By automating the full pipeline—from running the models and pulling data from multiple sources to generating visualizations and producing a client-ready PDF—the tool significantly reduced turnaround time and eliminated a large source of manual error. More importantly, it changed the conversation with clients. Instead of questioning a single recommended shaft speed, they could see the broader context: trade-offs across speeds, the impact of weather, projected positions, and how each recommendation aligned with their specific goals, whether that was TCE, net profit, or ETA.
For me, this project reinforced the importance of transparency and design in data-driven products. Accurate models alone aren’t enough—how insights are communicated matters just as much as the math behind them. By focusing on what users actually wanted to see and tailoring the output to their needs, the service became easier to trust, easier to scale, and far more effective.

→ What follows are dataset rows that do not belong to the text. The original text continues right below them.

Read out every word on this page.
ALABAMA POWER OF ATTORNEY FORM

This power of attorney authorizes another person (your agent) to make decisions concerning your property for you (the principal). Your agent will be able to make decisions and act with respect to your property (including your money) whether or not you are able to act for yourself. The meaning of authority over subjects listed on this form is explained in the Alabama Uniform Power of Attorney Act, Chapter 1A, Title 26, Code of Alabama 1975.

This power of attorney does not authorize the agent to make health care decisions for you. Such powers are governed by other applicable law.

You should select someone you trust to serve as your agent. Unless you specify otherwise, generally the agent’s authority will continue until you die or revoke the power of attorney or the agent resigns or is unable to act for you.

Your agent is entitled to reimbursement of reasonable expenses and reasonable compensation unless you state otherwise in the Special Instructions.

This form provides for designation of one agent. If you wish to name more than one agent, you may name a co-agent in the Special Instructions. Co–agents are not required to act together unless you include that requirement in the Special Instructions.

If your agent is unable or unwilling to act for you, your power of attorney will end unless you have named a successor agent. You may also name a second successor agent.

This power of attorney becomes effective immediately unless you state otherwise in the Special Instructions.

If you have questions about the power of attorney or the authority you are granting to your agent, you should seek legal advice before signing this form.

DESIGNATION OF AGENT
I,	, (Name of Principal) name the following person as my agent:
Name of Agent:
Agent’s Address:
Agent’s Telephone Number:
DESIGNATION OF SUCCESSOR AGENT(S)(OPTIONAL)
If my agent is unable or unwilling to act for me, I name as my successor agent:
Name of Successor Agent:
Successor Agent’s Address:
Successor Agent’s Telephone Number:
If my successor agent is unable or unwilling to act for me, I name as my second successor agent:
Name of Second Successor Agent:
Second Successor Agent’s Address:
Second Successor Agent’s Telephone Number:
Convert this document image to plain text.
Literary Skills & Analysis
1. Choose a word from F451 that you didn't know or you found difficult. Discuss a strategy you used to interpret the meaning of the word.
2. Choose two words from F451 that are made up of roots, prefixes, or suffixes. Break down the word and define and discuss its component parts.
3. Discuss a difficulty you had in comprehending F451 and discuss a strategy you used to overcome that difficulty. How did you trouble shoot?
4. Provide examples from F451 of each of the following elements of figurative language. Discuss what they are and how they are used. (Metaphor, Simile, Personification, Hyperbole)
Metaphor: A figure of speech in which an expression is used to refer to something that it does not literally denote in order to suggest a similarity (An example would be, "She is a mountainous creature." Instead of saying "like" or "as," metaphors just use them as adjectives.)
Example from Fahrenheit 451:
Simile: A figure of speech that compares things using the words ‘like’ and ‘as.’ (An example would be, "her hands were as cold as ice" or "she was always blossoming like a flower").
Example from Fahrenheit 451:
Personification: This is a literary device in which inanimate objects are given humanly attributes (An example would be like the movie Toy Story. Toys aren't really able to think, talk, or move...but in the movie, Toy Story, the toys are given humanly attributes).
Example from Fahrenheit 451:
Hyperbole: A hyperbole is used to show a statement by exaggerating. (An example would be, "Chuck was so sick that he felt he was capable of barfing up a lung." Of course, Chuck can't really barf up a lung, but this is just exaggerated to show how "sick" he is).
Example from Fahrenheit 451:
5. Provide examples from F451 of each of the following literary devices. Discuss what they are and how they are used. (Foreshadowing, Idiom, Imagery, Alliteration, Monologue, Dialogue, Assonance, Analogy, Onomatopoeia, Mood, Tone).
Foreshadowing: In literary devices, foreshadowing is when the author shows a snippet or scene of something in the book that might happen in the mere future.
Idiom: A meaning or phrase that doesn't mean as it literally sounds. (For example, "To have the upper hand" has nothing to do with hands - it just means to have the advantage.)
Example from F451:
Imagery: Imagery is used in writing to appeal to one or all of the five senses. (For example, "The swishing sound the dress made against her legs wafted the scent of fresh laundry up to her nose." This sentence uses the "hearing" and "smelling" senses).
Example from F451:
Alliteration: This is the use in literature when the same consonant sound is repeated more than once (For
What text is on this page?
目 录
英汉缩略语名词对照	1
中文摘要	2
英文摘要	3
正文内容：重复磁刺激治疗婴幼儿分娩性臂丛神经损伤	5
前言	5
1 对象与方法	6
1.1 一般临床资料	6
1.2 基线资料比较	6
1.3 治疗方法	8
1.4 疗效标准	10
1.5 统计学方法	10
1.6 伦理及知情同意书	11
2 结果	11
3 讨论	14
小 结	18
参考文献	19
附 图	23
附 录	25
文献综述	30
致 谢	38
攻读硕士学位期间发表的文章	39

This was also a turning point in how I approached problem-solving. Rather than working around limitations with manual processes, I learned to step back, understand the real pain points, and build tools that addressed them end to end. Many of the ideas and principles from this project carried forward into other tools I built later, both internal and client-facing.
Voyage optimization is a complex and often opaque space, blending performance modeling, economics, and weather uncertainty. My goal with this report was to make that complexity visible and understandable, without oversimplifying it. If anything in this post sparks questions or curiosity—about the modeling, the design choices, or the operational realities behind it—I’d be happy to dive deeper. Until then, fair winds and following seas!